28. The method of claim 27, wherein the first portion and the second portion of the thread is of the same thread height.

29. The method of claim 27, wherein the shaft further comprises a transition region, a root diameter of the transition region transitions from the first root diameter to the second root diameter.

30. The method of claim 24, wherein the shaft comprises a driving head at the trailing end, the driving head configured to receive a driver that applies a torque to rotatably drive the cannulated intramedullary implant into the intramedullary canal.

31. The method of claim 24, wherein the shaft comprises at least one cutting structure extending through part of the first portion of the thread and at least another cutting structure extending through part of the second portion of the thread.

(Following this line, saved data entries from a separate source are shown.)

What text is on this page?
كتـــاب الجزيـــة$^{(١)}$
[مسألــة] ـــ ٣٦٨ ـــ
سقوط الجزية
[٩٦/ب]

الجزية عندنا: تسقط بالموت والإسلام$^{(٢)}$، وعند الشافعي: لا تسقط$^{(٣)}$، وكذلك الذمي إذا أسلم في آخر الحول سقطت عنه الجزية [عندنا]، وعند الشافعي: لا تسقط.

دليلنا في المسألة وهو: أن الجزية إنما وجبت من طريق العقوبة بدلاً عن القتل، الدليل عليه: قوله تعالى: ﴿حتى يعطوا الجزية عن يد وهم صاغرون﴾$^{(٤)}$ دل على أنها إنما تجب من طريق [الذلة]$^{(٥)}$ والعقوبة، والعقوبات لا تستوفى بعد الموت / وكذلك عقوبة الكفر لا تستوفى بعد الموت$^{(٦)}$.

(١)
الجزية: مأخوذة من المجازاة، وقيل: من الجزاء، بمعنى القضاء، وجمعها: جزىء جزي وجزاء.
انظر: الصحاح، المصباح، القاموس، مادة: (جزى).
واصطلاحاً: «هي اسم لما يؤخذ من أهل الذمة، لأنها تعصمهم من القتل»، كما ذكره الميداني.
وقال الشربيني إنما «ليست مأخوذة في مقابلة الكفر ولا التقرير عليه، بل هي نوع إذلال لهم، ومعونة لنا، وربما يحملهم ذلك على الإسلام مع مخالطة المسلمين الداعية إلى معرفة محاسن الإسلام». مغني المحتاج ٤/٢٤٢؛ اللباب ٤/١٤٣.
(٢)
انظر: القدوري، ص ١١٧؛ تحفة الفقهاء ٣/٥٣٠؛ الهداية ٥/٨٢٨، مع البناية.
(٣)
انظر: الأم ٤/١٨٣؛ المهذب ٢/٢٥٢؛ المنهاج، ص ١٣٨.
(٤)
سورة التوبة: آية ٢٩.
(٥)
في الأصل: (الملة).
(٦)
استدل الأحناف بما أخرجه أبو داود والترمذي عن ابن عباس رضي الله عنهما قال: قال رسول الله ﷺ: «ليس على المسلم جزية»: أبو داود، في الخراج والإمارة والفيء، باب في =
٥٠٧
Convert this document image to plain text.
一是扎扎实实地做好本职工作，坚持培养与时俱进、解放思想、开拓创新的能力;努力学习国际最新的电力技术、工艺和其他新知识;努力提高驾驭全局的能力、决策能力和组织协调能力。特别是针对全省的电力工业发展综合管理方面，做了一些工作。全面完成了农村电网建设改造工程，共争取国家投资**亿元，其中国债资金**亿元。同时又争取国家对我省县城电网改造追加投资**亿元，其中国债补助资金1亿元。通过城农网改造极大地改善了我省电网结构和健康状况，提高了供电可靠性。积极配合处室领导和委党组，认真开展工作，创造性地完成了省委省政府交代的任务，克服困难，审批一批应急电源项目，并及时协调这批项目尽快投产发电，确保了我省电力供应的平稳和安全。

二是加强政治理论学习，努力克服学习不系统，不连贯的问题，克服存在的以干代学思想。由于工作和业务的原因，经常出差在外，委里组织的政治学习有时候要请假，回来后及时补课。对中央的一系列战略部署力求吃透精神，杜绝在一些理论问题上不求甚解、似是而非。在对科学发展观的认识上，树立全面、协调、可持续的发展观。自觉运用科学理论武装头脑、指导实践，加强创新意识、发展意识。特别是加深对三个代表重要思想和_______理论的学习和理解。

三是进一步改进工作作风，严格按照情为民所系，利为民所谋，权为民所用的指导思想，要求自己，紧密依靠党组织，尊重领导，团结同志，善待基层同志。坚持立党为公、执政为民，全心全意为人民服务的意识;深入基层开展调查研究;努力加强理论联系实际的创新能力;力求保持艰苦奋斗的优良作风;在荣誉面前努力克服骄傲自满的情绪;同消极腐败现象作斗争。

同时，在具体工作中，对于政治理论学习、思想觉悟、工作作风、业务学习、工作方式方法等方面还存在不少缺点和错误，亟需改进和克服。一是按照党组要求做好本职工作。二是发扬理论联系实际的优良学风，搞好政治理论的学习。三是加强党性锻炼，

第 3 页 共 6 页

32. A intramedullary implant configured to be implanted within an intramedullary canal of a metacarpal for fixation of a fracture:

a headless shaft having a trailing end and a leading end, wherein the shaft comprises:

a driving recess at the trailing end and configured to receive a driver;

a first portion closer to the trailing end, the first portion comprising a first thread and a first root diameter which tapers to a smaller second root diameter; and

a second portion closer to the leading end, the second portion comprising a second thread and the smaller second root diameter,

wherein the first thread and the second thread have the same pitch, the first and second threads each comprising a cutting flute extending through a portion of the first and second threads respectively, and

wherein the shaft is cannulated throughout a length of the shaft.

33. The implant of claim 32, wherein the driving recess is shaped to receive a flat screwdriver, a Phillips screwdriver, a hex head, or an Allen wrench.

34. The implant of claim 32, wherein the first portion has a major diameter so that the first thread is configured to engage a larger distal portion of the metacarpal.

35. The implant of claim 34, wherein the second portion has a major diameter so that the second thread is configured to engage a narrower proximal or mid portion of the metacarpal.

36. The implant of claim 32, wherein the shaft has a wall thickness so that the implant is strong enough to be rotatably driven into bone material of the metacarpal by a torque without being deformed.

37. A method of implanting a cannulated intramedullary implant within an intramedullary canal of a metacarpal for fixation of a fracture, the method comprising:

inserting a guidewire into the intramedullary canal of the metacarpal;

rotatably driving the cannulated intramedullary implant into the intramedullary canal guided by the guidewire, the implant comprising a headless shaft having a trailing end and a leading end, the shaft comprising a thread of a constant pitch, wherein a first portion of the shaft closer to the trailing end has a greater outer diameter and a second portion of the shaft closer to the leading end has a smaller outer diameter, and wherein threads on the first portion engage bone material in a larger distal portion of the metacarpal and threads on the second portion engage bone material in a narrower proximal or mid portion of the metacarpal such that the cannulated intramedullary implant is anchored in the metacarpal; and

removing the guidewire.

38. The method of claim 37, wherein the cannulated intramedullary implant is inserted with the leading end entering the opening on the intramedullary canal first.

39. The method of claim 37, wherein the threads on the first portion engages the metacarpal head.

40. The method of claim 37, wherein the shaft has a wall thickness so that the implant is strong enough to be rotatably driven into the metacarpal by a torque without being deformed.

41. The method of claim 37, wherein the threads on the first portion and the threads on the second portion are of the same thread height.

42. The method of claim 37, wherein rotatably driving the cannulated intramedullary implant is performed using a driving head, the implant comprising a driving head at the trailing end configured to receive the driving head.

43. The method of claim 42, wherein the driving head is a flat screwdriver, a Phillips screwdriver, a hex head, or an Allen wrench.